Cadama Builders Limited v Mutamba ((Suing as the administrators of the Estate of Philip Musei Ndolo) (Deceased)) [2022] KEHC 11029 (KLR) | Negligence | Esheria

Cadama Builders Limited v Mutamba ((Suing as the administrators of the Estate of Philip Musei Ndolo) (Deceased)) [2022] KEHC 11029 (KLR)

Full Case Text

Cadama Builders Limited v Mutamba ((Suing as the administrators of the Estate of Philip Musei Ndolo) (Deceased)) (Civil Appeal E093 of 2021) [2022] KEHC 11029 (KLR) (27 July 2022) (Judgment)

Neutral citation: [2022] KEHC 11029 (KLR)

Republic of Kenya

In the High Court at Kiambu

Civil Appeal E093 of 2021

MM Kasango, J

July 27, 2022

Between

Cadama Builders Limited

Appellant

and

Francis Ndolo Mutamba

Respondent

(Suing as the administrators of the Estate of Philip Musei Ndolo) (Deceased)

(An appeal from the judgment of the Chief Magistrate’s court at Gatundu Hon H Ng’ang’a, PM dated May 19, 2019 in Civil Case no 218 of 2019)

Judgment

1. This appeal calls upon this court to determine one main issue. That is, did the respondent prove negligence on the part of the appellant.

2. The respondent filed a case before Gatundu Magistrate’s court as the administrator of his deceased’s son, Philip Musei Ndolo (deceased). The claim before that court was based on the allegation that the appellant/or its authorized agent negligently drove/controlled motor vehicle KAL 140 V thereby hitting the deceased causing him to suffer fatal injuries.

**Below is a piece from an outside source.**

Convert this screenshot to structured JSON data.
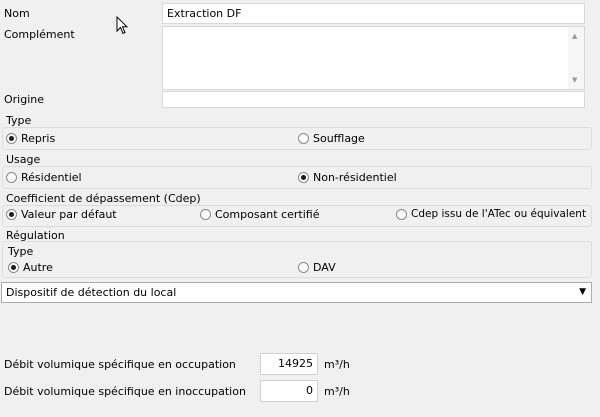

3. At the trial, evidence was adduced by the respondent and the police officer who produced the police abstract.

4. The trial court in its judgment of May 19, 2021 apportioned liability for the accident equally between the appellant and the respondent and awarded damages to the respondent for special and general damages.

5. The appellant was aggrieved by that judgment and filed this appeal. The main issue in this appeal as stated before is, the appellant’s contention that the respondent did not establish before the trial court, negligence on the part of the appellant.

Analysis 6. The trial court in its judgment acknowledged that the respondent did not avail an eye witness, that is, one who witnessed the accident. The trial court noted that the police abstract indicated the deceased was to blame for the accident but discounted that blame by finding that the abstract could not be relied upon in the absence of it being produced by the investigating officer of the accident. The trial curt further stated:-“The onus of proof is always on the party who alleges. What is not in dispute is that the deceased was hit by the suit vehicle. Doing the best in the circumstances, I can only apportion liability equally between the deceased and the driver of the suit vehicle.”

7. As stated before, only two witnesses testified on behalf of the respondent. The first witness was a police officer, Charles Mwathima from Thika police station. He produced the police abstract in respect of the accident. He was not the investigating officer but he stated the investigating officer indicated in the abstract that the pedestrian, the deceased, was to blame for the accident.

8. The second witness was the respondent. His evidence only related to the occupation of deceased, deceased’s financial support for his family and the expenses the respondent incurred in the burial of the deceased.

9. Section 107 of the Evidence Act requires the one who alleges to prove what he alleges. That Section provides:-“107 Burden of proof(1) Whoever desires any court to give judgment as to any legal right or liability dependent on the existence of facts which he asserts must prove that those facts exist.(2) When a person is bound to prove the existence of any fact it is said that the burden of proof lies on that person.

10. The respondent alleged that the appellant through its negligence caused the accident, which led to death of his son. The respondent needed to prove by evidence, the fault/negligence of the appellant. It is helpful to consider what was stated in the case of Kiema Mutuku vs Kenya Cargo Holding Services Limited (1991) eKLR thus:-“There is, as yet no liability without fault in the legal system in Kenya, and a plaintiff must prove some negligence against the defendant where the claim is based on negligence.”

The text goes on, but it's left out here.